[cctbxbb] cctbx.python unnecessarily unfriendly

James Stroud xtald00d at gmail.com
Wed Jan 8 16:00:20 PST 2014


On Jan 8, 2014, at 2:18 PM, Nathaniel Echols <nechols at lbl.gov> wrote:
> 1) The old behavior is, in our opinion, fundamentally broken (and Python 3 completely discards it).  (We didn't realize how many other packages were accidentally dependent on it until much later.)

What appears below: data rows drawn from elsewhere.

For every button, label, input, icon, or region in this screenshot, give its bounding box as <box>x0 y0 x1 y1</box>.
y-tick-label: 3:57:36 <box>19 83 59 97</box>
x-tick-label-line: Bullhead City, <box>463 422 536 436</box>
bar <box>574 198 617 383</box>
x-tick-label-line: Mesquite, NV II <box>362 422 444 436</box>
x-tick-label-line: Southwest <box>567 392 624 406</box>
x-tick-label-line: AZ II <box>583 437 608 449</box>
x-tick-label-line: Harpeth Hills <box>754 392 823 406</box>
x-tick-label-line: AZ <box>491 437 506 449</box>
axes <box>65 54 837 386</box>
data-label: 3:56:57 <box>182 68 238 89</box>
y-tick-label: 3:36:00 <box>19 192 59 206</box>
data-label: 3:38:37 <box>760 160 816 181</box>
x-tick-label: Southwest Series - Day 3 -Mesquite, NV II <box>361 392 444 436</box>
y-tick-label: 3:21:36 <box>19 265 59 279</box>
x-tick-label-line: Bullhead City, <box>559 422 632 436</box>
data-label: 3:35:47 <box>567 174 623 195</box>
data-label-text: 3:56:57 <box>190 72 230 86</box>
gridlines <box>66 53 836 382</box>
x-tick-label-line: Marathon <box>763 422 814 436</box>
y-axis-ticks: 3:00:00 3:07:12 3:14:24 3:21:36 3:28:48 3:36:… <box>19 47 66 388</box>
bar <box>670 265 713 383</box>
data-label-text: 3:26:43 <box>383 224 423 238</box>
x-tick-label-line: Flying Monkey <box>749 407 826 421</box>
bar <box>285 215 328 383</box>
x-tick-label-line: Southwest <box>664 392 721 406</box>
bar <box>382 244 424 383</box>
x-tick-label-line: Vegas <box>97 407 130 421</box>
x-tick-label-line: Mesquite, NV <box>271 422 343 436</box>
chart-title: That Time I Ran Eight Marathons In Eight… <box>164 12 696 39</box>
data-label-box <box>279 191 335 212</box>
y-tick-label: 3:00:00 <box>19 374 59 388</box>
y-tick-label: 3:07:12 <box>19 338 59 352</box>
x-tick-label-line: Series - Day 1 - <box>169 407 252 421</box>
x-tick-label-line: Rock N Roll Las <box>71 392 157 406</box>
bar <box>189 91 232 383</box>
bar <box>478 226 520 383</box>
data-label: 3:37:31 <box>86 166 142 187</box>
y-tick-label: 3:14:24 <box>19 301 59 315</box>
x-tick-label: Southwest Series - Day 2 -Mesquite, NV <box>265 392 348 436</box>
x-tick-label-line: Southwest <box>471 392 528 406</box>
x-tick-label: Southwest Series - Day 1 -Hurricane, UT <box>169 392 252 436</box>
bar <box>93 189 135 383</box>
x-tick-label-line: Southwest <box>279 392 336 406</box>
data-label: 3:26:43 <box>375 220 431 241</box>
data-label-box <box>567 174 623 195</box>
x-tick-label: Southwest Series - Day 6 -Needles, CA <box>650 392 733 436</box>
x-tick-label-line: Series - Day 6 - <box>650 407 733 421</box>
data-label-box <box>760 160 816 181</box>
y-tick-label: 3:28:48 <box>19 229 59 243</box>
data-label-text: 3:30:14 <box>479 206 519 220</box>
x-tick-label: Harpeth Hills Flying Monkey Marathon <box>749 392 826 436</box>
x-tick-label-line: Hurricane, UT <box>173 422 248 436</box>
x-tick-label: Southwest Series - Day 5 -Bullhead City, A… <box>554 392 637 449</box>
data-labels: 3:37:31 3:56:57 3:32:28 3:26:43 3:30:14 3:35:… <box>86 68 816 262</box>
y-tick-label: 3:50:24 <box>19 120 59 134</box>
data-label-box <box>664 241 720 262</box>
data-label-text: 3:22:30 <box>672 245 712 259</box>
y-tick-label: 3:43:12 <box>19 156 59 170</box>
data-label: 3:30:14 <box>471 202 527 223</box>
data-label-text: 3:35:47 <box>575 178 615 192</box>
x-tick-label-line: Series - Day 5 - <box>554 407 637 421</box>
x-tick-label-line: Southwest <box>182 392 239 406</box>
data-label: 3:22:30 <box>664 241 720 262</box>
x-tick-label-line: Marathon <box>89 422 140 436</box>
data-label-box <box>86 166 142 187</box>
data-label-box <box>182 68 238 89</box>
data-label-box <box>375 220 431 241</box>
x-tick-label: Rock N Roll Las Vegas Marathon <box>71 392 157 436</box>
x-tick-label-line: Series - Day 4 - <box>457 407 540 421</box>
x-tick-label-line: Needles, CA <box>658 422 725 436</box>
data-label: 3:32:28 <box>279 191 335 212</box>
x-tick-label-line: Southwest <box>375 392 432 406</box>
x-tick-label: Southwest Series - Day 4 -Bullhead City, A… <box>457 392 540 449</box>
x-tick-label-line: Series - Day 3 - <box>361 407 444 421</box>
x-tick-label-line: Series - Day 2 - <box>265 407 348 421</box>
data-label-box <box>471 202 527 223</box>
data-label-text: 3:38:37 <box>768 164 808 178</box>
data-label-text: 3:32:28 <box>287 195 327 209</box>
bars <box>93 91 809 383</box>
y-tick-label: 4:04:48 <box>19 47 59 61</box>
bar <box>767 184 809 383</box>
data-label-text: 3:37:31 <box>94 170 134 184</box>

You won’t get any argument from me here.


> 2) Many of the development choices involving CCTBX are made based on the requirements of Phenix.  Unfortunately, whereas Ralf was very militant about enforcing certain development rules for CCTBX code (as we continue to be), it has been nearly impossible to get the other Phenix developers to follow the same (or any!) rules.  ("Cat herding" doesn't even begin to describe it.)  Adding -Qnew was the easiest way to ensure that all of the code in Phenix had similar behavior with respect to division.

> I agree that this creates problems for third-party packages.  It would certainly be safer and more intuitive if we could avoid it altogether; I will discuss this with the other developers.  Since it is somewhat non-trivial at the moment to fix the rest of Phenix to have the desired behavior, and I'm trying to revise a paper among other things, I'm deferring this until some point when I have time and free brain cells (possibly until our next Phenix meeting in mid-March).  For now, I've modified libtbx/env_config.py so you can do this:
> 
> /usr/bin/python /path/to/libtbx/configure.py --old_division cctbx
> 
> which will give you cleaner dispatchers.  I'm pretty sure the rest of CCTBX should still behave sensibly, since we're pretty militant about including the __future__ statement in these files.  Is that sufficiently usable for the short term?

That works fine for a developer, but it doesn’t help much with users, who shouldn’t be expected to create a custom build of CCTBX.

Attached is a tar file (fixit.tar) of three python scripts that should solve this problem easily:

fix-division
============
For all .py files in the present directory, it will add the “from future” to any files that need it, recursively. The new line will go after any “#!” line or module level docstrings and before any other line. Variable whitespace is handled gracefully. This allows any document generators to recognize the module-level docstrings.

undo
====
If testing after fix-division fails, just run the undo. I predict that this script will be unnecessary.

cleanup
=======
Once testing after fix-division succeeds, run cleanup to get rid of the backup files.